I'd love to try this for a magazine I publish in PDF (designed with Adobe Indesign), but I couldn't make the repo work on my local. Any chance anyone could make a guide to try it on the cloud? It would be appreciated :)
I'm curious if anyone has had any success building this package. I've spent a lot of time trying to build it myself, but unfortunately haven't been able to get it to work. Has anyone else had better luck?"
(author) Please feel free to open an issue if you try again. Poetry can be painful, I might just switch to a requirements.txt file in the future. (you can skip poetry if you want by just pulling everything in pyproject.toml into a requirements.txt file also)

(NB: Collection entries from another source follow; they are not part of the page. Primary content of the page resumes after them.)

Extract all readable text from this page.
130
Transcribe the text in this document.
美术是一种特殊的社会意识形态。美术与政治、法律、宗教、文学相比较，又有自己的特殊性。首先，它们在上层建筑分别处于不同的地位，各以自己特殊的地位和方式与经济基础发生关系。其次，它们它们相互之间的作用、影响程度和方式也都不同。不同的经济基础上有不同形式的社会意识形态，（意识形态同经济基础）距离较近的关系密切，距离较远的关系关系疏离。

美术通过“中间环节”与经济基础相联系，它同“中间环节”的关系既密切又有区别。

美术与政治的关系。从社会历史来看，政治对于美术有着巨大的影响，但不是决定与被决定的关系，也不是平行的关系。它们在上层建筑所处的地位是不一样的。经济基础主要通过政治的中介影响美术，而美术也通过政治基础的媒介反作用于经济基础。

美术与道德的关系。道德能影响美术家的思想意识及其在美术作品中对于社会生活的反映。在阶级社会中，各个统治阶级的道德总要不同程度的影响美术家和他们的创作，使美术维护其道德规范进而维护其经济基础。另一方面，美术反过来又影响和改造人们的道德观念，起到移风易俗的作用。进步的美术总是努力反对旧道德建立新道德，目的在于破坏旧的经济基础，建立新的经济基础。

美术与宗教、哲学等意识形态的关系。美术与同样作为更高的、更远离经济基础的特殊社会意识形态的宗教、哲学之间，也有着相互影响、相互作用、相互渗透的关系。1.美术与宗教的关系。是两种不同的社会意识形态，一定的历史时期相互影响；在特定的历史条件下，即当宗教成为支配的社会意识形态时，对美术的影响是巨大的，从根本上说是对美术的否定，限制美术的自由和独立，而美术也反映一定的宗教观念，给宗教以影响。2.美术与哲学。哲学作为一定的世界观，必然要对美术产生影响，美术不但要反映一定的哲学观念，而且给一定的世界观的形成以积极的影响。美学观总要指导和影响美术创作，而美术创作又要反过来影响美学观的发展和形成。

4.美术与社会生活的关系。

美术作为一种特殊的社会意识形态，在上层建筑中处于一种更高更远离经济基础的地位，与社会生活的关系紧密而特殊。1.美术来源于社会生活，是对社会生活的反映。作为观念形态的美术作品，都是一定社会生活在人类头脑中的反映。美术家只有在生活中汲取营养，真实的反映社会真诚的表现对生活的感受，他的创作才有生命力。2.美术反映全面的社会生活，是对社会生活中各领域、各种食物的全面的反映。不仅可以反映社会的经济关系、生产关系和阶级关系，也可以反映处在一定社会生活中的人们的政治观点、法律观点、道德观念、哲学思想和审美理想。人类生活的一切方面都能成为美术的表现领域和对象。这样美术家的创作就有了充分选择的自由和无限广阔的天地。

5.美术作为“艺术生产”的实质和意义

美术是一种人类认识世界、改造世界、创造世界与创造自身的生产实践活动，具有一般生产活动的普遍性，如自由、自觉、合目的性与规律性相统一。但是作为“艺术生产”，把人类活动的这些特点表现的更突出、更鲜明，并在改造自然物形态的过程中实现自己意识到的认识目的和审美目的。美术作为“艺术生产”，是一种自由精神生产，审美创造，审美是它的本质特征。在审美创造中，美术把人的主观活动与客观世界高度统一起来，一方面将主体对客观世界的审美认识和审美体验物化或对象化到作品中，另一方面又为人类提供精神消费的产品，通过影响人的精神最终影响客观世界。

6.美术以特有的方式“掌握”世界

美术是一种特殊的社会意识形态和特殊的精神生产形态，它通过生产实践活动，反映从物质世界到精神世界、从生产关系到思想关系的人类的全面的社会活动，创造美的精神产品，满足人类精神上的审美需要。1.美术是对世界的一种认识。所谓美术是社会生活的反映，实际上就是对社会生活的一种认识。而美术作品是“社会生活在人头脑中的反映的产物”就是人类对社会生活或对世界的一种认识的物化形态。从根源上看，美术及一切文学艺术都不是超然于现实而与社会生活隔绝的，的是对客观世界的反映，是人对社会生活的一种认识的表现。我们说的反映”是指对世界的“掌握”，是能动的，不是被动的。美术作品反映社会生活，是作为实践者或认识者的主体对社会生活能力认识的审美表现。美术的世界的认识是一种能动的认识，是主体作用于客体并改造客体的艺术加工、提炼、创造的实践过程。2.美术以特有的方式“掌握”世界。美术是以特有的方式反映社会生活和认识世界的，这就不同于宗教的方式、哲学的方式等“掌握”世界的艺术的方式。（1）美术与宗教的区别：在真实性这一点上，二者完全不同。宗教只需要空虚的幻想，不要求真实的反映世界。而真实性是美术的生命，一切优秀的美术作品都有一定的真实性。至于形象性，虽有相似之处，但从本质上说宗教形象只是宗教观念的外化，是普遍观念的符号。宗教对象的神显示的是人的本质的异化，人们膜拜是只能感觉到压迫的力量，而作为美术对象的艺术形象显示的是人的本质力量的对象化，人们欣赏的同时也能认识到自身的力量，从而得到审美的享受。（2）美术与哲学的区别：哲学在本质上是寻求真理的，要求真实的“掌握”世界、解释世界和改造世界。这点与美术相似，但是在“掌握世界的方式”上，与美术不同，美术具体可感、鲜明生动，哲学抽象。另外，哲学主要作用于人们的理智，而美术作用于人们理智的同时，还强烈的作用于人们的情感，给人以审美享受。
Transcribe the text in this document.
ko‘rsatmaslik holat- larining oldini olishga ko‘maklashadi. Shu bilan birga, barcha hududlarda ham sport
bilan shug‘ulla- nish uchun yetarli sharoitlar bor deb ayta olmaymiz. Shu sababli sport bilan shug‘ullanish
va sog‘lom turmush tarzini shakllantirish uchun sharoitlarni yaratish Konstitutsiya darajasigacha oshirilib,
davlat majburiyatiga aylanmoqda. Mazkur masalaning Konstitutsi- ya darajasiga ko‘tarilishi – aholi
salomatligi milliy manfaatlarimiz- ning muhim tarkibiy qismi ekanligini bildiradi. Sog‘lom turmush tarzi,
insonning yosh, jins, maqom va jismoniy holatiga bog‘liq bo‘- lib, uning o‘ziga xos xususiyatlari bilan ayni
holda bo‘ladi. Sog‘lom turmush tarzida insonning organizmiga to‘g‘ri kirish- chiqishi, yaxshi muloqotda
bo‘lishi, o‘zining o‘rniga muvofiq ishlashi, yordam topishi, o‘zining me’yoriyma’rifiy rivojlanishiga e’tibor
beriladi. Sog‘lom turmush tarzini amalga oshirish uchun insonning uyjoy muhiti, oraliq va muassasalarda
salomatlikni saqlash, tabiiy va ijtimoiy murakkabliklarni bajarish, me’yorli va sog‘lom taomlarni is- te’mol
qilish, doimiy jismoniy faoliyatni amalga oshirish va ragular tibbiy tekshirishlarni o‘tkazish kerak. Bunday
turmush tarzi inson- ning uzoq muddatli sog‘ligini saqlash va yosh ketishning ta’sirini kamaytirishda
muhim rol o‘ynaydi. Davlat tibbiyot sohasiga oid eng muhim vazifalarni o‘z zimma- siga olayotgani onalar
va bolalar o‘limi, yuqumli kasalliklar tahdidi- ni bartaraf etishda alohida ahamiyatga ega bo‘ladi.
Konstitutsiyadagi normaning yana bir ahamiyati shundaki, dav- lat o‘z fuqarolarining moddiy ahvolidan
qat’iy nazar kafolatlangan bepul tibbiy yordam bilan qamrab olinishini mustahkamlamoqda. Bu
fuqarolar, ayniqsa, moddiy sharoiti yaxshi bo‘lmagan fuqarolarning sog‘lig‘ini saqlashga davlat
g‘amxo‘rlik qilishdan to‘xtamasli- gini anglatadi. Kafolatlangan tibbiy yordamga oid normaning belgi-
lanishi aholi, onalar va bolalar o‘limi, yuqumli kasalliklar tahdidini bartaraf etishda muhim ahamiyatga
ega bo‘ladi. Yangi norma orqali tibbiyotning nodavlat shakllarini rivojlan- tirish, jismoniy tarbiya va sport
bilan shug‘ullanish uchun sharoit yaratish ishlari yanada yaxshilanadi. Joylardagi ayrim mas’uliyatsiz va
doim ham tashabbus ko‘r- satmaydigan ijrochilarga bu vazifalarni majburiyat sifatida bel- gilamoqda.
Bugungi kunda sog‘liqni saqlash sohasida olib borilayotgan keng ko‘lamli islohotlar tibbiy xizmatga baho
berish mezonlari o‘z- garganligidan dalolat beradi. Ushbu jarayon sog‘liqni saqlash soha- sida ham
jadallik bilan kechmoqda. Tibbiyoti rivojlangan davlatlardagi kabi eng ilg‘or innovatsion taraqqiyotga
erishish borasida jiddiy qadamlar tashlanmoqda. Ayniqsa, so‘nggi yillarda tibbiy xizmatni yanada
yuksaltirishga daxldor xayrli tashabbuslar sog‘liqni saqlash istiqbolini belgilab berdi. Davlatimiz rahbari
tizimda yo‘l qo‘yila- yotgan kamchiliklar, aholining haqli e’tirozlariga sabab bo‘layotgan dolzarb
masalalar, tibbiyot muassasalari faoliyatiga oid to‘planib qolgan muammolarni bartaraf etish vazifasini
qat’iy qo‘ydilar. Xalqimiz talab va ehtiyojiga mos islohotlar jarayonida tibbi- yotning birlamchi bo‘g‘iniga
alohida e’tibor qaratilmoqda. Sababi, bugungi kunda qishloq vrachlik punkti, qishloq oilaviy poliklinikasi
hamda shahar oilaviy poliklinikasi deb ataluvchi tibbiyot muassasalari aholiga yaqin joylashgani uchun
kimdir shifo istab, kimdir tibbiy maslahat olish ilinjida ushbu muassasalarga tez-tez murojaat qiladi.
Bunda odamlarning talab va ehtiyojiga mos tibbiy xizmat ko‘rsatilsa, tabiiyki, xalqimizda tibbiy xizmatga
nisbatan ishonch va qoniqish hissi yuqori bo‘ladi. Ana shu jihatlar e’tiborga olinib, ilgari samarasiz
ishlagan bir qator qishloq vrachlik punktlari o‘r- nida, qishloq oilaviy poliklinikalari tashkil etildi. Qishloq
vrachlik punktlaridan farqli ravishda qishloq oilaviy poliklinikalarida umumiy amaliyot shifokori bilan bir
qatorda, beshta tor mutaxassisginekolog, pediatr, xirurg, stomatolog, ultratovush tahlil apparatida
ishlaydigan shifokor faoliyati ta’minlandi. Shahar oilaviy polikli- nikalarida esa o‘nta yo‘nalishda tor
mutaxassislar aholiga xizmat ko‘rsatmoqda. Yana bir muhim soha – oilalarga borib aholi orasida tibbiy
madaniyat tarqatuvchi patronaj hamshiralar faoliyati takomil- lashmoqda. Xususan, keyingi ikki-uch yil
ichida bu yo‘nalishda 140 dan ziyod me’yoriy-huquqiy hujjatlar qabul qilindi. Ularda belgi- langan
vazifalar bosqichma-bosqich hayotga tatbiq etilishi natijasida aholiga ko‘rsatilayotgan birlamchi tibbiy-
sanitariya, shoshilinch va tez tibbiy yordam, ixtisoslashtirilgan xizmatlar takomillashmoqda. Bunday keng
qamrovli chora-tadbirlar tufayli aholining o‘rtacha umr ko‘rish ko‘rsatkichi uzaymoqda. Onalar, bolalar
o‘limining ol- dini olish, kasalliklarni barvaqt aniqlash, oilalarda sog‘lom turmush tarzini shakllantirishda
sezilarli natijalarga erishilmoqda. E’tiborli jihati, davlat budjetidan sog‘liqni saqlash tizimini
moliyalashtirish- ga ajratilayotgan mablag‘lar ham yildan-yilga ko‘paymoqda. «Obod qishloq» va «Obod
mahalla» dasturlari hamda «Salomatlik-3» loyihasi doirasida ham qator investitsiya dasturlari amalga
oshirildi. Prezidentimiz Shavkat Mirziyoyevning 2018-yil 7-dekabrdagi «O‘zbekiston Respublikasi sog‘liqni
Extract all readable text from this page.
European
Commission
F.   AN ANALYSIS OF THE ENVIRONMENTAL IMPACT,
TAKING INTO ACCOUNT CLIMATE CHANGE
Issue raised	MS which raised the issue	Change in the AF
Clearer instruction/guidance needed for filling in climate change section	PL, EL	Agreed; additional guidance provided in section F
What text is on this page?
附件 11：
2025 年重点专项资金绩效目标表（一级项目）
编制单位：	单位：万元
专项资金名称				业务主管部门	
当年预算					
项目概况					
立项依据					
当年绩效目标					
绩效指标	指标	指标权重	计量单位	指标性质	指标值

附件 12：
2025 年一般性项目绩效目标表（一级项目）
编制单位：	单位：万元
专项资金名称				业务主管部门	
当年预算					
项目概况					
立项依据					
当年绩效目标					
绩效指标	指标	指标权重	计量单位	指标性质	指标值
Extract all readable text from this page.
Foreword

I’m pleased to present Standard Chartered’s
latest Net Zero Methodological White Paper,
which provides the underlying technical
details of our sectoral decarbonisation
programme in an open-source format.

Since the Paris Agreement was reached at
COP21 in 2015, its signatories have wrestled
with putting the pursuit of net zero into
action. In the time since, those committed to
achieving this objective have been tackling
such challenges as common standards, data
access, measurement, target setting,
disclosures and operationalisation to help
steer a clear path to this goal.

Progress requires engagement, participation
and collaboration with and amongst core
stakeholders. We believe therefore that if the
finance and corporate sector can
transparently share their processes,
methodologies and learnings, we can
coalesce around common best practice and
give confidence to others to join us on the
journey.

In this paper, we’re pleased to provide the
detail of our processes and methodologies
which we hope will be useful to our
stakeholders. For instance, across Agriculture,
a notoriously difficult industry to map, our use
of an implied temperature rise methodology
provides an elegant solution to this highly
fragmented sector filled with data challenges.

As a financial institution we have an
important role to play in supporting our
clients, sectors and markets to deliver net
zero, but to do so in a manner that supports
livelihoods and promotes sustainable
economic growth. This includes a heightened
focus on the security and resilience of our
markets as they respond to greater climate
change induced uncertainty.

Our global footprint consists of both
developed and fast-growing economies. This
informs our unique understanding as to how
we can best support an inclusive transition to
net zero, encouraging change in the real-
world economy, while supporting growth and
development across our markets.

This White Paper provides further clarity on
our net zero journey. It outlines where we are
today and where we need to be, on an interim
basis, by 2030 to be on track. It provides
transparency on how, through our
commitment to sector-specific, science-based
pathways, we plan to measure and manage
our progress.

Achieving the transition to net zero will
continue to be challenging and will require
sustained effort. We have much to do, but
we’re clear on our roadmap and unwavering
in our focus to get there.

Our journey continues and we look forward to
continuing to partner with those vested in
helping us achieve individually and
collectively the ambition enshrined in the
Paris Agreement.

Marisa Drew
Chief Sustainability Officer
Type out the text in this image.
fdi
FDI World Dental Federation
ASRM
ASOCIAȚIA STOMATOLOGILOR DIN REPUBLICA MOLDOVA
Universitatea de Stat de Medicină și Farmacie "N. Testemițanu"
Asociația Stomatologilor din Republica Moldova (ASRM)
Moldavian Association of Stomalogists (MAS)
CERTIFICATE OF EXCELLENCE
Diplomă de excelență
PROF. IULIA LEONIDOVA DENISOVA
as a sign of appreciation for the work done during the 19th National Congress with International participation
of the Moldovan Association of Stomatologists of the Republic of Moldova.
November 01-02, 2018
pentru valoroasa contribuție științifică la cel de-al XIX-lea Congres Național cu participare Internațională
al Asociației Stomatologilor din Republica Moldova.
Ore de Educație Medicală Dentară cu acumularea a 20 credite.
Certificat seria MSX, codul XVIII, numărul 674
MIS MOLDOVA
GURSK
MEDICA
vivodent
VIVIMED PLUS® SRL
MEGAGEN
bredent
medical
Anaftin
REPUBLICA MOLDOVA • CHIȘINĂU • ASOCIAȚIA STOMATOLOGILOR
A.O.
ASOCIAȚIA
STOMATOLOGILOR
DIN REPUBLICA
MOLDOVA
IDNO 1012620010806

I found the use of poetry a bresh of fresh air compared to the usual python silliness. Painless, as opposed to getting the cuda stuff working which took a lot longer.
The installation of this thing needed more time than manual fixups of the generated .md with a simple pdf2md converter. And I got a perfect result, unlike marker/nougat.
Are there any other libraries or online services that does this well? I have a large number of PDFs from government agencies. I’ve tried AWS Textract and works fairly well.
https://www.handwritingocr.com is aimed specifically at handwriting, and will do that better than Textract and co, but works well for printed text too.
It actually doesn't matter. For my cases, I found Mathpix to be much more reliable than Nougat, for example. So, when you have hundreds of documents to convert a year and little time for manual labor on the results, paying a yearly "pro" subscription fee is worth it. However, it will really hit your pocket when you need to prepare datasets from thousands of PDFs... That's what you can't afford without a budget allocation from your project.
While I can see that Mathpix might be the superior choice. What matters to me is that knowing the affiliation of the GP the comment has a very different feel to it.
For anyone trying to do OCR on any pdf with math in it, definitely do try nougat. It's very easy to install (just a python package), and extracts the math, text, tables and beyond (in a .mmd file) with a single command line command. It also runs reasonably fast for personal uses - it takes about 30 seconds to convert a 6 page document using CPU only on my 4 year old i5 laptop.